Originally published by Eric Quitugua.
Depending on whom you talk to, the footprint you leave online, whether it is the websites you visit or the emails you send, is essentially private and shouldn’t get in the hands of advertisers or anyone else. But to others, that history is merely business—data that can be used by companies to tailor ads to users.
At SXSW’s “A Game-Changing Shift in Control of Personal Data” panelists Nicky Hickman, founder and CEO of the U.K.-based Inglis Jane, Karen McCabe, senior director of technology policy and international affairs at the IEEE Standards Association, and Doc Searls, senior editor of Linux Journal and director of ProjectVRM at Harvard University, discussed the concept of data control in Europe’s new digital economy, where people set the terms of how their information is used.
In 2016, Europe adopted the General Data Protection Regulation, or GDPR. The measure, set to become enforceable in May 2018, requires businesses to follow regulations designed to safeguard user information.

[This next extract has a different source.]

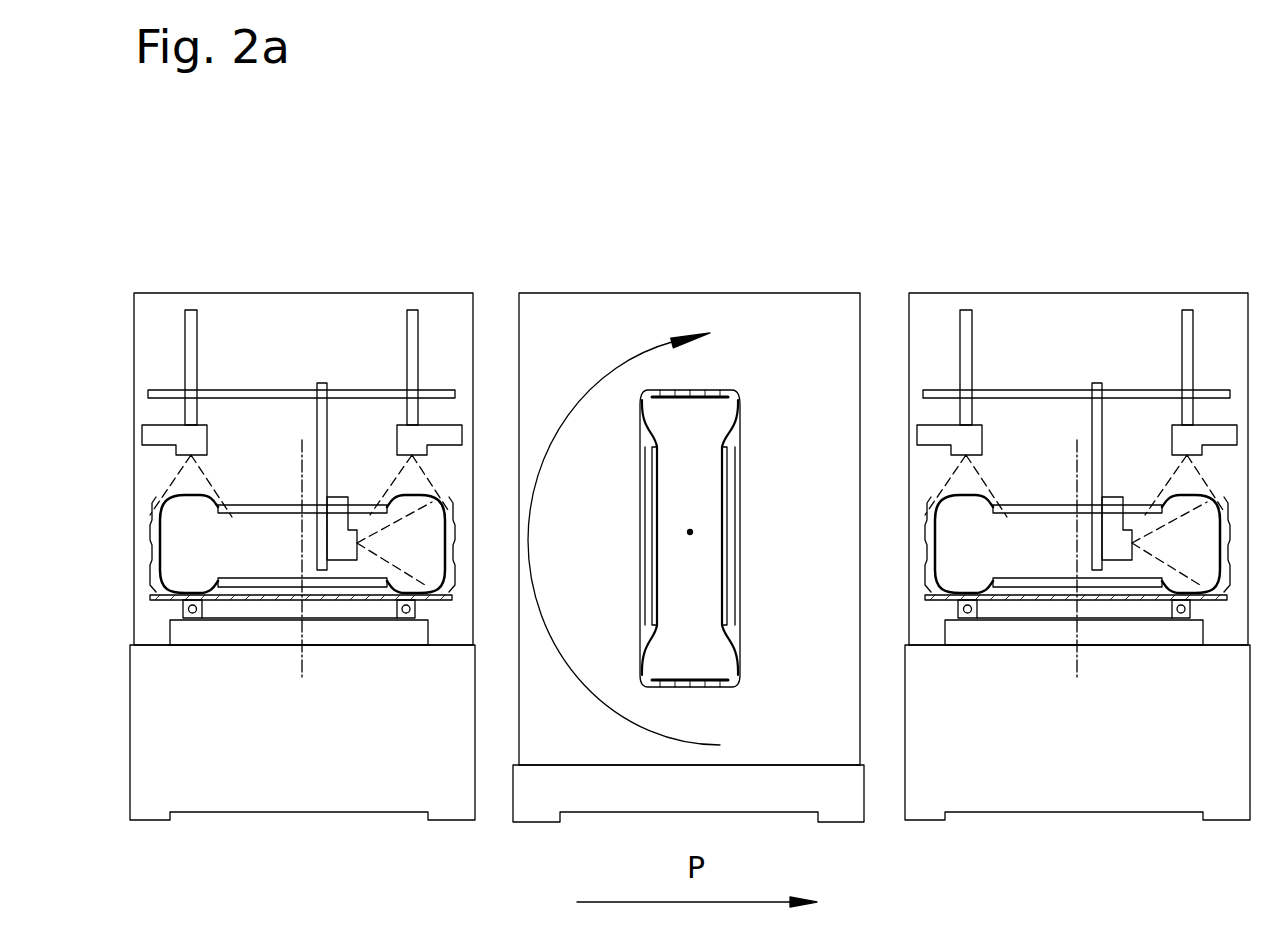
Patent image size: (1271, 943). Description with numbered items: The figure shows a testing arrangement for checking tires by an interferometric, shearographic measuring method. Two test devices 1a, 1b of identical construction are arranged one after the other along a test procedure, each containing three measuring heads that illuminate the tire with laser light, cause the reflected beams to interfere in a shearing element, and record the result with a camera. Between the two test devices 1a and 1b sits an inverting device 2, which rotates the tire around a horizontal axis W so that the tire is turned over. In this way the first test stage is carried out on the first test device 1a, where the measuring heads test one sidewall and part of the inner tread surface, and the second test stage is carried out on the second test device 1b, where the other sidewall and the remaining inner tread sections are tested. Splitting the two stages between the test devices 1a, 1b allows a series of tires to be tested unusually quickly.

The first test device 1a is at (307, 262).
The second test device 1b is at (1087, 262).
The inverting device 2 is at (711, 262).
The axis W is at (690, 532).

A hot word in the discussion, Searls said, is “agency,” or the power people have to act with full effect in the world. Referring to websites that require visitors to accept terms and conditions concerning use of information, the Linux editor said the GDPR could give users the chance to turn around agreements so that companies “have to check yes to us.”
Hickman alluded to concern over how enforceable the GDPR will be and how businesses can comply with its standards. The regulation requires businesses to provide “reasonable” levels of protection of personal data, though it doesn’t define the term.
However, she said the GDPR could “change the economy” and possibly “end the online feudal system.”